A escolha do Louvre, cujas obras eram escondidas na província, e do conde Metternich - que não foi mais do que um personagem de segundo time - alimentam os propósitos de Sokurov, porém desonram a compreensão deste período da história.

Fica de fora a ERR (Equipe de intervenção do Reichsleiter Rosenberg) por exemplo, uma estrutura dirigida pelo ideólogo do partido nazista Alfred Rosenberg, que teve grande parte na espoliação das obras, principalmente aquelas dos colecionadores e galeristas judeus assassinados.
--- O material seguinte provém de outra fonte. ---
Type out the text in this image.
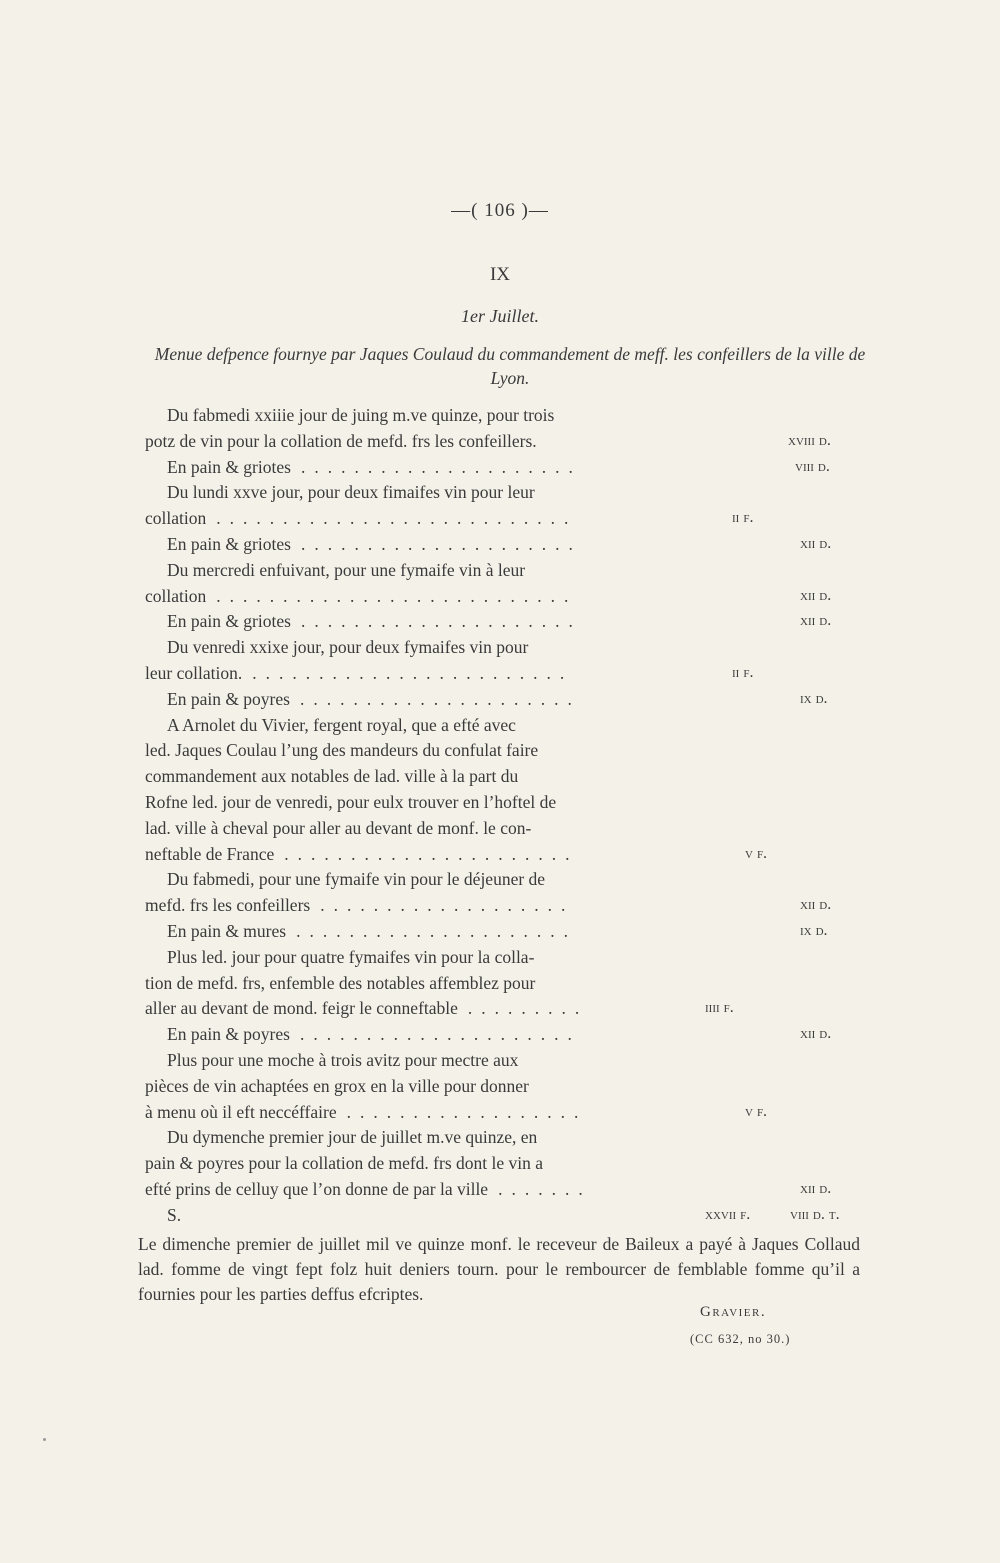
—( 106 )—
IX
1er Juillet.
Menue defpence fournye par Jaques Coulaud du commandement de meff. les confeillers de la ville de Lyon.
Du fabmedi xxiiie jour de juing m.ve quinze, pour trois
potz de vin pour la collation de mefd. frs les confeillers.	xviii d.
En pain & griotes .....................	viii d.
Du lundi xxve jour, pour deux fimaifes vin pour leur
collation ...........................	ii f.
En pain & griotes .....................	xii d.
Du mercredi enfuivant, pour une fymaife vin à leur
collation ...........................	xii d.
En pain & griotes .....................	xii d.
Du venredi xxixe jour, pour deux fymaifes vin pour
leur collation. ........................	ii f.
En pain & poyres .....................	ix d.
A Arnolet du Vivier, fergent royal, que a efté avec
led. Jaques Coulau l’ung des mandeurs du confulat faire
commandement aux notables de lad. ville à la part du
Rofne led. jour de venredi, pour eulx trouver en l’hoftel de
lad. ville à cheval pour aller au devant de monf. le con-
neftable de France ......................	v f.
Du fabmedi, pour une fymaife vin pour le déjeuner de
mefd. frs les confeillers ...................	xii d.
En pain & mures .....................	ix d.
Plus led. jour pour quatre fymaifes vin pour la colla-
tion de mefd. frs, enfemble des notables affemblez pour
aller au devant de mond. feigr le conneftable .........	iiii f.
En pain & poyres .....................	xii d.
Plus pour une moche à trois avitz pour mectre aux
pièces de vin achaptées en grox en la ville pour donner
à menu où il eft neccéffaire ..................	v f.
Du dymenche premier jour de juillet m.ve quinze, en
pain & poyres pour la collation de mefd. frs dont le vin a
efté prins de celluy que l’on donne de par la ville .......	xii d.
S.	xxvii f. viii d. t.
Le dimenche premier de juillet mil ve quinze monf. le receveur de Baileux a payé à Jaques Collaud lad. fomme de vingt fept folz huit deniers tourn. pour le rembourcer de femblable fomme qu’il a fournies pour les parties deffus efcriptes.
Gravier.
(CC 632, no 30.)
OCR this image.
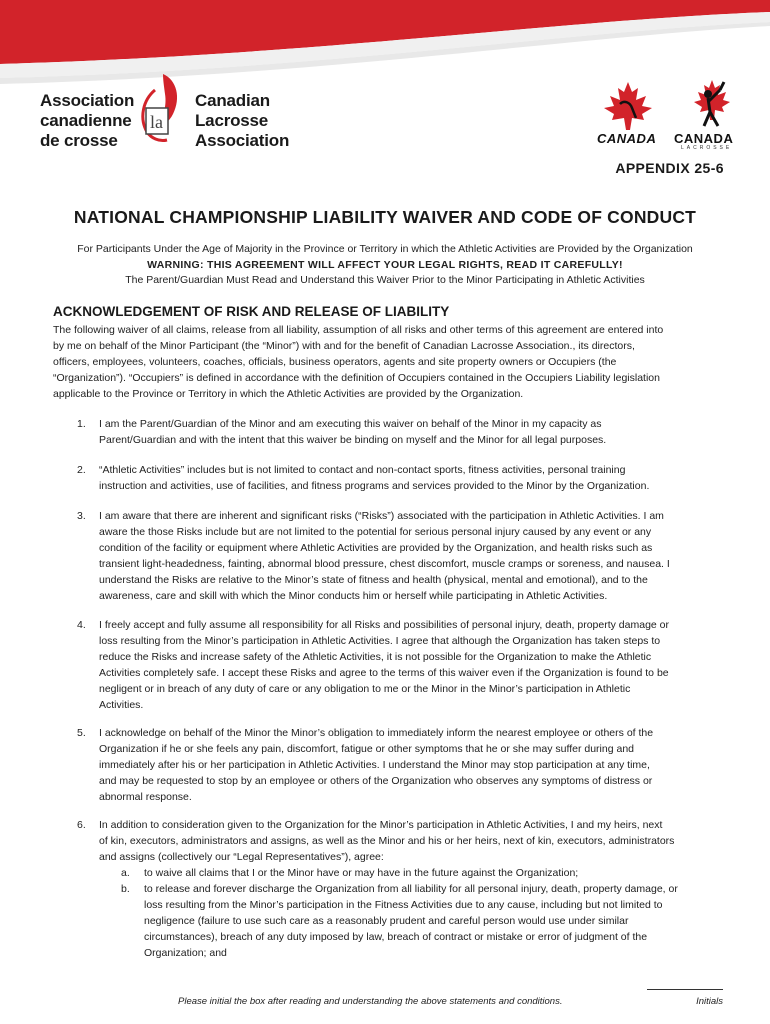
Association
canadienne
de crosse
la
Canadian
Lacrosse
Association	CANADA CANADA
LACROSSE
APPENDIX 25-6
NATIONAL CHAMPIONSHIP LIABILITY WAIVER AND CODE OF CONDUCT
For Participants Under the Age of Majority in the Province or Territory in which the Athletic Activities are Provided by the Organization
WARNING: THIS AGREEMENT WILL AFFECT YOUR LEGAL RIGHTS, READ IT CAREFULLY!
The Parent/Guardian Must Read and Understand this Waiver Prior to the Minor Participating in Athletic Activities
ACKNOWLEDGEMENT OF RISK AND RELEASE OF LIABILITY
The following waiver of all claims, release from all liability, assumption of all risks and other terms of this agreement are entered into
by me on behalf of the Minor Participant (the “Minor”) with and for the benefit of Canadian Lacrosse Association., its directors,
officers, employees, volunteers, coaches, officials, business operators, agents and site property owners or Occupiers (the
“Organization”). “Occupiers” is defined in accordance with the definition of Occupiers contained in the Occupiers Liability legislation
applicable to the Province or Territory in which the Athletic Activities are provided by the Organization.
1. I am the Parent/Guardian of the Minor and am executing this waiver on behalf of the Minor in my capacity as
Parent/Guardian and with the intent that this waiver be binding on myself and the Minor for all legal purposes.
2. “Athletic Activities” includes but is not limited to contact and non-contact sports, fitness activities, personal training
instruction and activities, use of facilities, and fitness programs and services provided to the Minor by the Organization.
3. I am aware that there are inherent and significant risks (“Risks”) associated with the participation in Athletic Activities. I am
aware the those Risks include but are not limited to the potential for serious personal injury caused by any event or any
condition of the facility or equipment where Athletic Activities are provided by the Organization, and health risks such as
transient light-headedness, fainting, abnormal blood pressure, chest discomfort, muscle cramps or soreness, and nausea. I
understand the Risks are relative to the Minor’s state of fitness and health (physical, mental and emotional), and to the
awareness, care and skill with which the Minor conducts him or herself while participating in Athletic Activities.
4. I freely accept and fully assume all responsibility for all Risks and possibilities of personal injury, death, property damage or
loss resulting from the Minor’s participation in Athletic Activities. I agree that although the Organization has taken steps to
reduce the Risks and increase safety of the Athletic Activities, it is not possible for the Organization to make the Athletic
Activities completely safe. I accept these Risks and agree to the terms of this waiver even if the Organization is found to be
negligent or in breach of any duty of care or any obligation to me or the Minor in the Minor’s participation in Athletic
Activities.
5. I acknowledge on behalf of the Minor the Minor’s obligation to immediately inform the nearest employee or others of the
Organization if he or she feels any pain, discomfort, fatigue or other symptoms that he or she may suffer during and
immediately after his or her participation in Athletic Activities. I understand the Minor may stop participation at any time,
and may be requested to stop by an employee or others of the Organization who observes any symptoms of distress or
abnormal response.
6. In addition to consideration given to the Organization for the Minor’s participation in Athletic Activities, I and my heirs, next
of kin, executors, administrators and assigns, as well as the Minor and his or her heirs, next of kin, executors, administrators
and assigns (collectively our “Legal Representatives”), agree:
a. to waive all claims that I or the Minor have or may have in the future against the Organization;
b. to release and forever discharge the Organization from all liability for all personal injury, death, property damage, or
loss resulting from the Minor’s participation in the Fitness Activities due to any cause, including but not limited to
negligence (failure to use such care as a reasonably prudent and careful person would use under similar
circumstances), breach of any duty imposed by law, breach of contract or mistake or error of judgment of the
Organization; and
Please initial the box after reading and understanding the above statements and conditions.	Initials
São completamente esquecidos Bercy e o Jeu de Paume, onde milhares de trabalhos foram escondidos e onde os maiores nomes do regime nazista brigavam entre si para roubar, com a cumplicidade de certos marchands franceses.

Se Sokurov tivesse levado em conta esta parte horrenda da história e também a dos regimes totalitários em seu país, é bem provável que teria saído do seu filme uma outra moral bem diferente da "redenção da humanidade pela arte e a cultura", a mesma moral que, paradoxalmente, esses regimes aniquilaram de maneira tão atroz.